To help you discuss your loved ones hearing loss and persuade them to take action, try these tips. Ask you hearing health care provider for the latest and relevant information about hearing loss and hearing aids. Every time they misunderstand what you said; remind them of the difficulty that they are having in hearing. Gently, do this gently. When you repeat yourself... ask them to repeat what they “think they heard”. This is educational for you and your loved one. It can also be quite humorous.

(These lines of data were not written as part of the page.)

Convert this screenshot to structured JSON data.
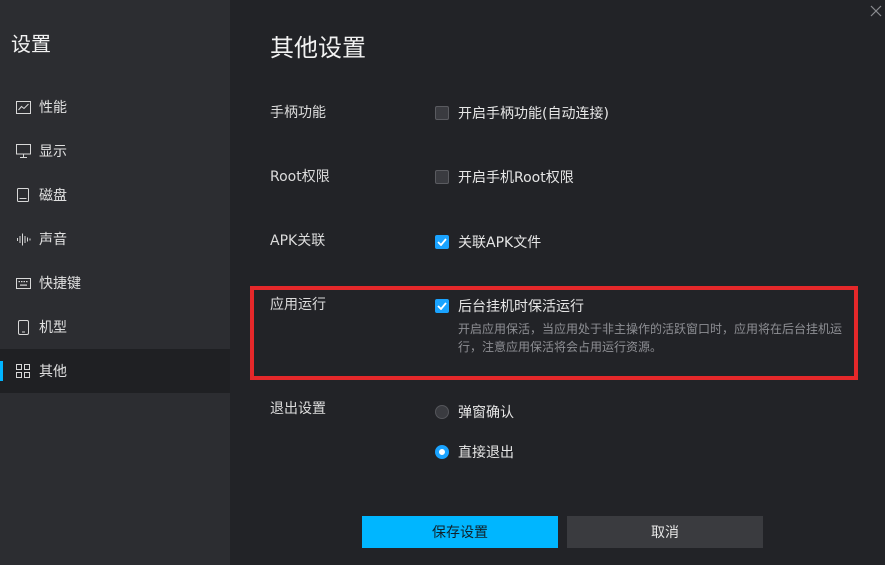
{
  "sidebar": {
    "title": "设置",
    "items": [
      {
        "label": "性能",
        "icon": "chart-icon",
        "active": false
      },
      {
        "label": "显示",
        "icon": "monitor-icon",
        "active": false
      },
      {
        "label": "磁盘",
        "icon": "disk-icon",
        "active": false
      },
      {
        "label": "声音",
        "icon": "sound-wave-icon",
        "active": false
      },
      {
        "label": "快捷键",
        "icon": "keyboard-icon",
        "active": false
      },
      {
        "label": "机型",
        "icon": "phone-icon",
        "active": false
      },
      {
        "label": "其他",
        "icon": "grid-icon",
        "active": true
      }
    ]
  },
  "main": {
    "title": "其他设置",
    "gamepad": {
      "label": "手柄功能",
      "option": "开启手柄功能(自动连接)",
      "checked": false
    },
    "root": {
      "label": "Root权限",
      "option": "开启手机Root权限",
      "checked": false
    },
    "apk": {
      "label": "APK关联",
      "option": "关联APK文件",
      "checked": true
    },
    "app_run": {
      "label": "应用运行",
      "option": "后台挂机时保活运行",
      "checked": true,
      "description": "开启应用保活，当应用处于非主操作的活跃窗口时，应用将在后台挂机运行，注意应用保活将会占用运行资源。"
    },
    "exit": {
      "label": "退出设置",
      "options": [
        {
          "label": "弹窗确认",
          "selected": false
        },
        {
          "label": "直接退出",
          "selected": true
        }
      ]
    },
    "buttons": {
      "save": "保存设置",
      "cancel": "取消"
    }
  },
  "colors": {
    "accent": "#00b6ff",
    "highlight_border": "#e5282a",
    "sidebar_bg": "#2c2d31",
    "main_bg": "#222327"
  }
}
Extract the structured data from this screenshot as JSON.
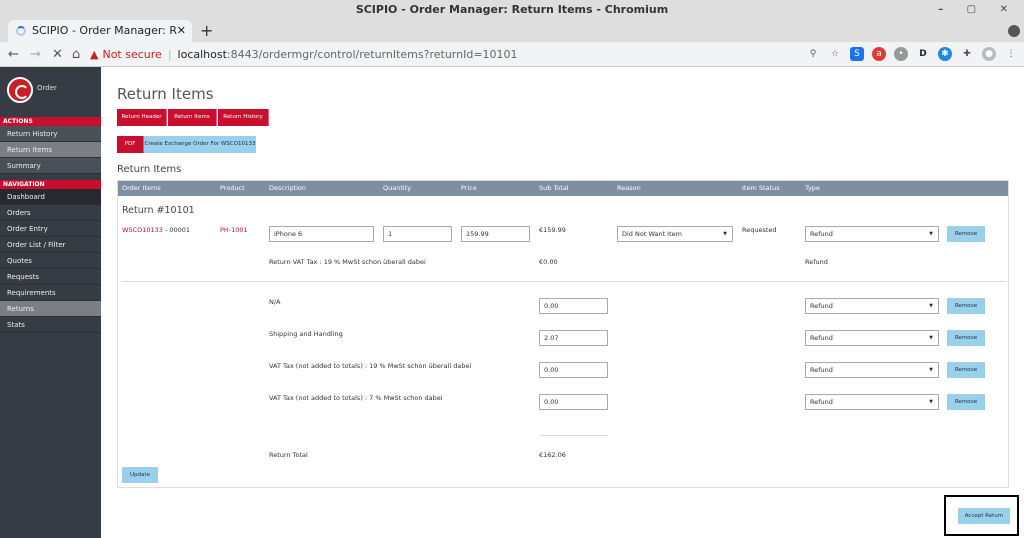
{
  "window": {
    "title": "SCIPIO - Order Manager: Return Items - Chromium"
  },
  "tab": {
    "title": "SCIPIO - Order Manager: R",
    "close": "✕",
    "new": "+"
  },
  "address": {
    "security_warning": "Not secure",
    "host": "localhost",
    "path": ":8443/ordermgr/control/returnItems?returnId=10101"
  },
  "sidebar": {
    "logo_label": "Order",
    "actions_header": "ACTIONS",
    "actions": [
      "Return History",
      "Return Items",
      "Summary"
    ],
    "navigation_header": "NAVIGATION",
    "nav": [
      "Dashboard",
      "Orders",
      "Order Entry",
      "Order List / Filter",
      "Quotes",
      "Requests",
      "Requirements",
      "Returns",
      "Stats"
    ]
  },
  "page": {
    "title": "Return Items",
    "tabs": [
      "Return Header",
      "Return Items",
      "Return History"
    ],
    "pdf_button": "PDF",
    "exchange_button": "Create Exchange Order For WSCO10133",
    "section_title": "Return Items"
  },
  "table": {
    "headers": [
      "Order Items",
      "Product",
      "Description",
      "Quantity",
      "Price",
      "Sub Total",
      "Reason",
      "Item Status",
      "Type"
    ],
    "return_number": "Return #10101",
    "item": {
      "order_id": "WSCO10133",
      "order_seq": " - 00001",
      "product": "PH-1001",
      "description": "iPhone 6",
      "quantity": "1",
      "price": "159.99",
      "subtotal": "€159.99",
      "reason": "Did Not Want Item",
      "status": "Requested",
      "type": "Refund",
      "remove": "Remove"
    },
    "vat_line": {
      "label": "Return VAT Tax : 19 % MwSt schon überall dabei",
      "amount": "€0.00",
      "type": "Refund"
    },
    "adjustments": [
      {
        "label": "N/A",
        "amount": "0.00",
        "type": "Refund",
        "remove": "Remove"
      },
      {
        "label": "Shipping and Handling",
        "amount": "2.07",
        "type": "Refund",
        "remove": "Remove"
      },
      {
        "label": "VAT Tax (not added to totals) : 19 % MwSt schon überall dabei",
        "amount": "0.00",
        "type": "Refund",
        "remove": "Remove"
      },
      {
        "label": "VAT Tax (not added to totals) : 7 % MwSt schon dabei",
        "amount": "0.00",
        "type": "Refund",
        "remove": "Remove"
      }
    ],
    "total_label": "Return Total",
    "total_amount": "€162.06",
    "update_button": "Update"
  },
  "accept_button": "Accept Return",
  "colors": {
    "brand_red": "#c8102e",
    "sidebar": "#363c44",
    "table_header": "#7d8fa0",
    "light_button": "#9ad0ec"
  }
}
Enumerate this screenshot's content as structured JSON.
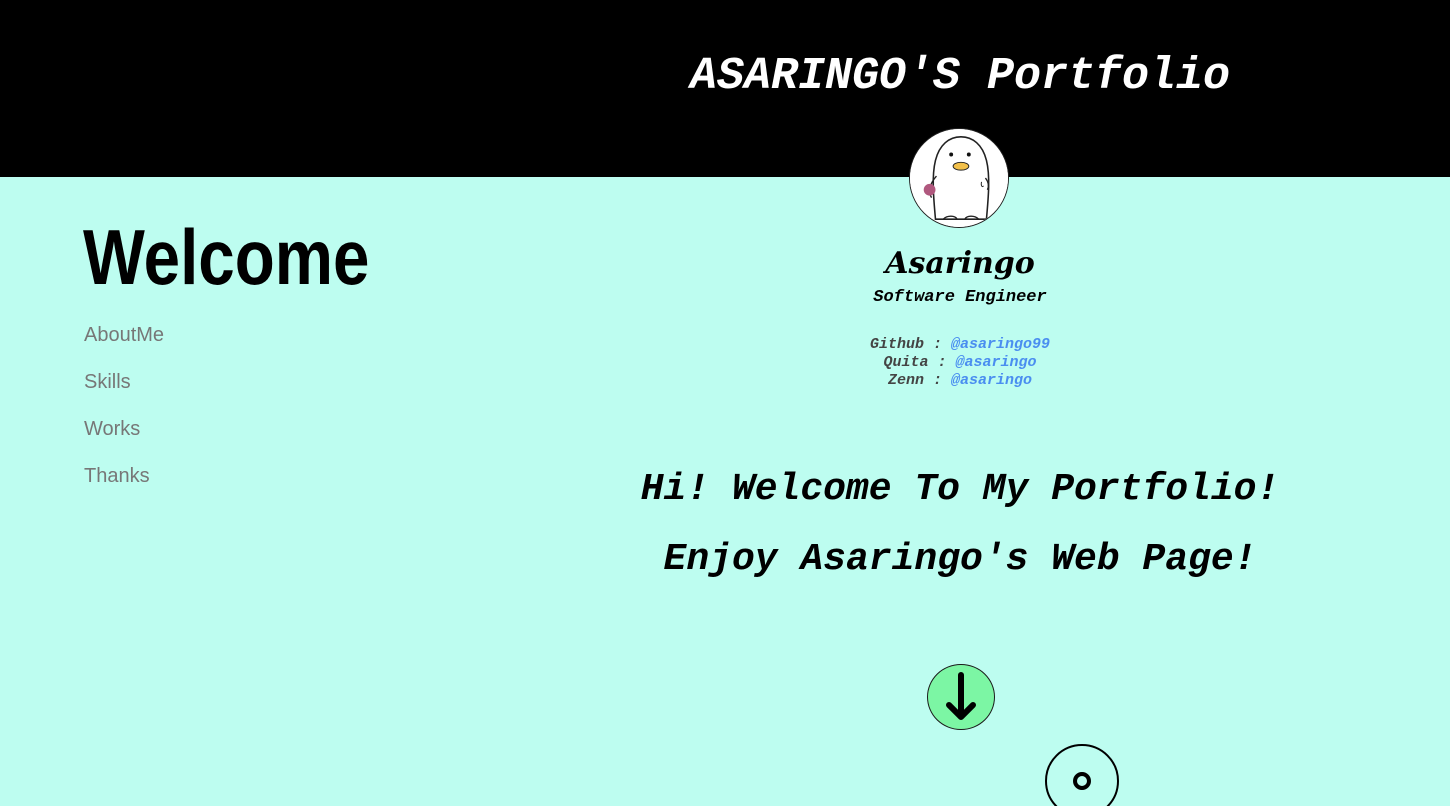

You may be up against a brick wall. Remember, this is personal, and everyone has their own reasons for being in denial. So if you run into resistance then be prepared. They may say to you; “My doctor would have told me if there was something wrong with my hearing”. This is not necessary true. Less than 20% of family doctors do hearing screenings with the annual physical. Another common response is: “a hearing aid will make my hearing loss more noticeable.” Wrong. Constantly asking people to repeat or interrupting constantly when others are speaking is much more noticeable. Perhaps you have tried to bring up the subject with your loved one and you got “a little hearing loss is no big deal.” Wrong again. Hearing loss is directly related to depression, withdrawal, stress, increased risk of personal injury and also a decrease in earning potential. During the conversation if you’re loved one mentioned that his friends think or act like he/she is confused, make sure and explain to them the association between hearing loss and dementia. Hearing loss is often confused with dementia and that is why it is so important to get a comprehensive hearing evaluation. Offer to schedule and attend an appointment with a hearing health care provider with them. Remind them that it only takes a little bit of time to change their life and yours.... for the better! To Hear Better is To Live Better.